Adanya pendidikan tidak saja
melihat kepda pendidikan formal, namun harus dimulai dengan bagaimana
pendidaikan itu dimulai. Tentu saja kita bisa melihat feanomena proses
pendidikan dalam keluarga dimana wanita sangat berperan sebagai produsen utama
fungsi-fungsi pokok keluarga.
Dalam keluarga perempuan
secara tidak langsung dididik menjadi seorang yang mengutamakan perasaan. Hal
itu lantas menjadi pola turun temurun sebagai hal yang dipandang alamiah maka
timbulah fenomena dalam pendidikan umumnya perempuan memilih studinya yang
mengutamakan perasaan dan kecerdsasan emosional. Contoh banyak perempuan lebih
memilih studi tentang keperawatan, pramugari, entertainer, psikolog, guru, dan
lain lain.
Dibandingkan dengan fenomena
yang ada dimasa lalu gender sudah banyak memperoleh kesempatan yang sama dengan
laki-laki. Dulu banyak fenomena dimana orang tua lebih mengutamakan pendidikan
untuk anak laki-lakinya dengan berbagai alasan, tapi tidak dipungkiri mungkin
saat ini masih bisa terjadi.
Agar lebih jelas
kelompok-kelompok feminis dapat kita golongkan menjadi tiga golongan yakni
feminis liberal, radikal, dan sosialis.
a. Feminis
Liberal adalah feminis yang mengusulkan bahwasannya perempuan mempunyai hak
yang sama dengan laki-laki, ciri dari gerakan ini tidak mengusulkan perubahan
struktur secara fundamental, melainkan memasukan wanita kedalam struktur yang
ada berdasarka prinsip kesetaraan dengan laki-laki.
b.Feminis
radikal adalah lebih menekankan kebalikan dari feminis liberal, jika sebelumnya
kaum feminis mengusulkan kesetaraan kaum hawa dengan kaum adam maka radidkal
tidak demikian, hal ini dapat dilihat dari usulan bahwasangnya hak antara
laki-laki dan hak perempuan harus dibedakan. Misallnya wanita dan laki-laki mengkonseptualkan
kekuasaan secara berbeda, bila laki-laki lebih pada mendominasi dan mengontrol
orang lain maka perempuan lebih tertuju dalam berbagi dan merawat
keakuasaannya..
c.Feminis
Sosialis yang bertumpu pada teori Marx dan Engel yang beraliran sintesa
histories-matrealis. Menurut Engel laki-laki dan perempuan berperan dalam
pemeliharaan keluarga inti, namun kareaana tugas tradisional wanita mencakup
pemeliharaan rumah tangga dan penyiapan makanan seadanagakan tugas laki-laki
mencari makan, memiliki dan memerintah budak serta memiliki alat-alat prodauksi
yang mendukung tugas tersebaut.
C. Gender
Guru Mempengaruhi Prestasi Murid?[6]
Sebuah hasil penelitian yang
bisa memicu perdebatan dipublikasikan belum lama ini dalam jurnal Education
Next. Penelitian tersebut menyebutkan bahwa sebaiknya seorang murid diajar oleh
guru yang memiliki jenis gender sama.
Penelitian tersebut dilakukan
oleh Thomas Dee, seorang profesor ekonomi di Swarthmore College dan Stanford
University. Meski menghadapi pro dan kontra tetapi Dee tetap berkeyakinan bahwa
gender berpengaruh dalam cara mengajar seorang guru.

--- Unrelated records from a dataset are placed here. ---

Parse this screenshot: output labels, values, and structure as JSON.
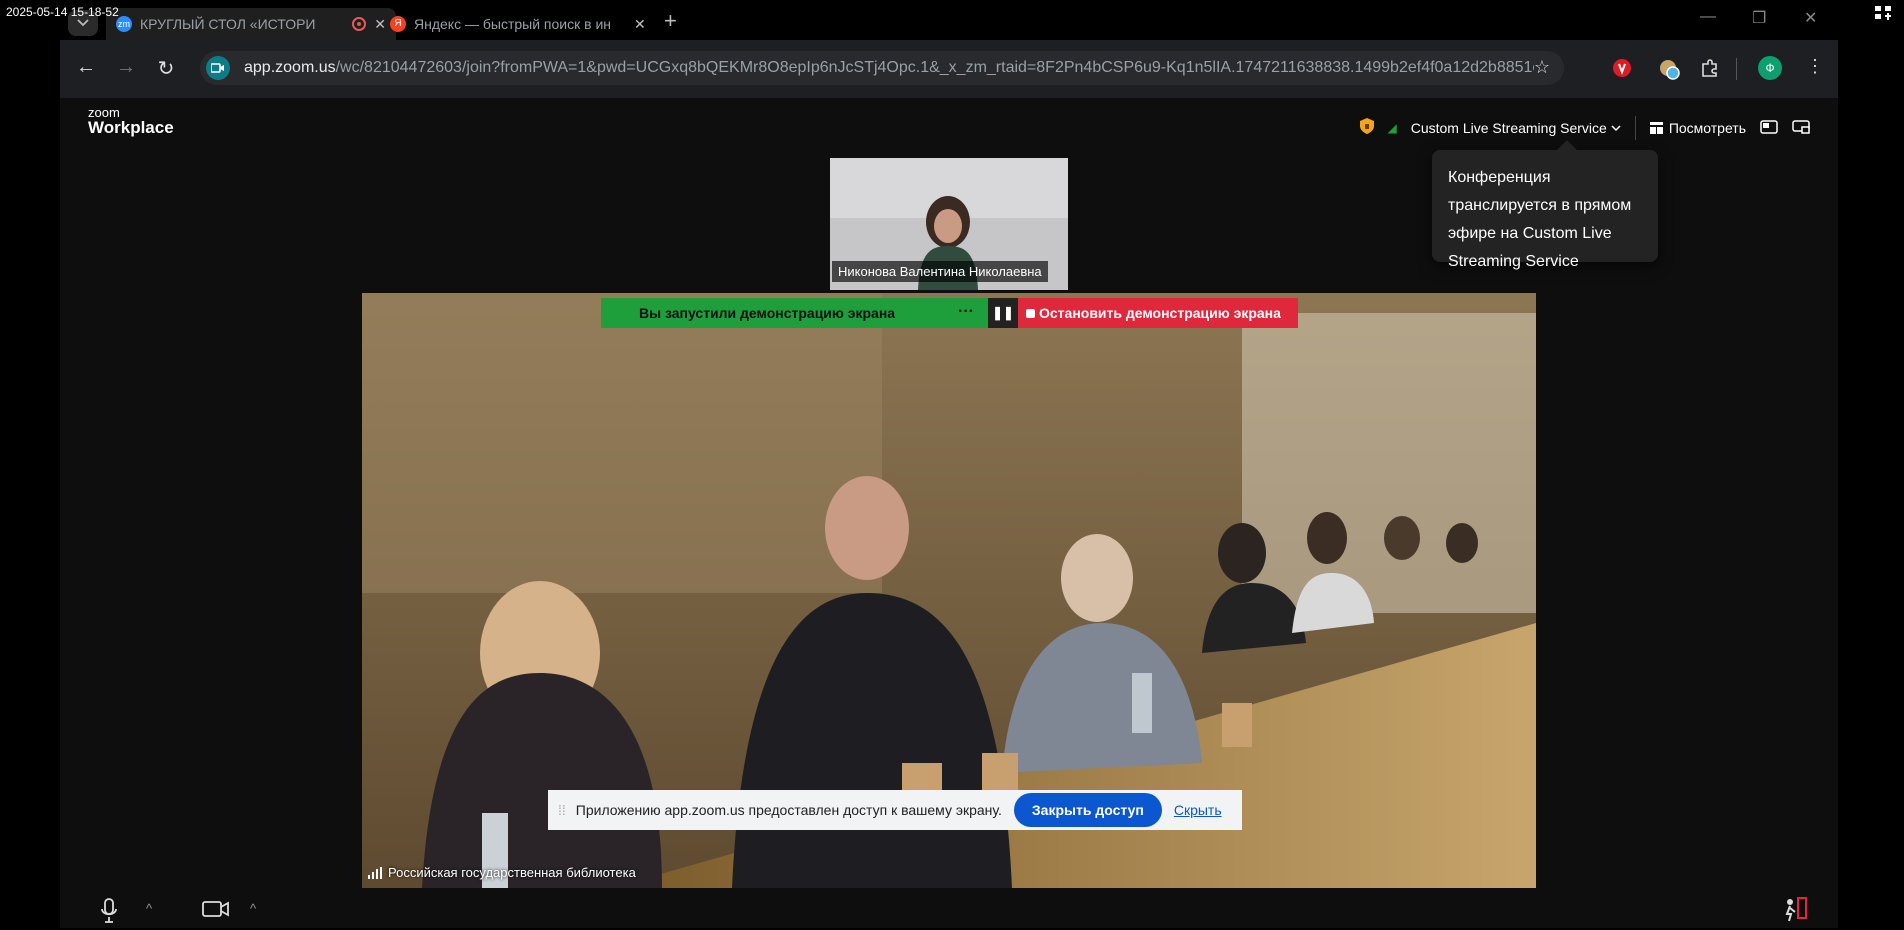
{
  "overlay": {
    "timestamp": "2025-05-14 15-18-52",
    "corner_glyph": "⬛"
  },
  "browser": {
    "tabs": [
      {
        "title": "КРУГЛЫЙ СТОЛ «ИСТОРИ",
        "favicon": "zm",
        "favicon_color": "#2d8cff",
        "recording_icon": "record-icon"
      },
      {
        "title": "Яндекс — быстрый поиск в ин",
        "favicon": "Я",
        "favicon_color": "#fc3f1d"
      }
    ],
    "new_tab_label": "+",
    "window_controls": {
      "minimize": "—",
      "maximize": "❐",
      "close": "✕"
    },
    "nav": {
      "back": "←",
      "forward": "→",
      "reload": "↻"
    },
    "address": {
      "host": "app.zoom.us",
      "path": "/wc/82104472603/join?fromPWA=1&pwd=UCGxq8bQEKMr8O8epIp6nJcSTj4Opc.1&_x_zm_rtaid=8F2Pn4bCSP6u9-Kq1n5lIA.1747211638838.1499b2ef4f0a12d2b8851c..."
    },
    "star": "☆",
    "profile_initial": "Ф",
    "colors": {
      "profile": "#0e9f6e",
      "ext_red": "#e01b24"
    }
  },
  "zoom": {
    "logo_small": "zoom",
    "logo_big": "Workplace",
    "header": {
      "live_service": "Custom Live Streaming Service",
      "view_label": "Посмотреть"
    },
    "tooltip": "Конференция транслируется в прямом эфире на Custom Live Streaming Service",
    "thumbnail_name": "Никонова Валентина Николаевна",
    "main_video_name": "Российская государственная библиотека",
    "share_banner": {
      "status": "Вы запустили демонстрацию экрана",
      "more": "···",
      "pause": "❚❚",
      "stop": "Остановить демонстрацию экрана"
    },
    "bottom": {
      "mic_icon": "🎙",
      "video_icon": "📹",
      "caret": "^"
    }
  },
  "share_notice": {
    "text": "Приложению app.zoom.us предоставлен доступ к вашему экрану.",
    "stop_button": "Закрыть доступ",
    "hide_link": "Скрыть"
  }
}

Dee tertarik untuk melakukan
penelitian karena ia melihat proporsi gender guru di AS tidak seimbang dalam
kurun waktu 40 tahun terakhir. Guru perempuan
yang ada di sana hampir mencapai 80 persen.
Ia lalu membuat semacam tes
penilaian tentang persepsi diri yang dilakukan oleh para murid dan guru.
Hasilnya, murid perempuan yang diajar oleh guru perempuan prestasinya meningkat,
sedangkan murid laki-laki nilainya turun dalam bidang bahasa Inggris, ilmu
sosial dan science.
Sebaliknya, ketika murid
laki-laki tersebut diajar oleh guru pria, nilai akademik mereka meningkat, tapi
tidak dengan murid perempuan. Selain mempengaruhi nilai akademik, menurut Dee,
gender guru juga berpengaruh dalam sikap dan perilaku para murid.
Sebagai contoh, dalam kelas
yang dipimpin oleh guru perempuan, murid laki-lakinya cenderung suka mengganggu
di kelas, sedangkan murid perempuan lebih penuh perhatian dan mudah diatur.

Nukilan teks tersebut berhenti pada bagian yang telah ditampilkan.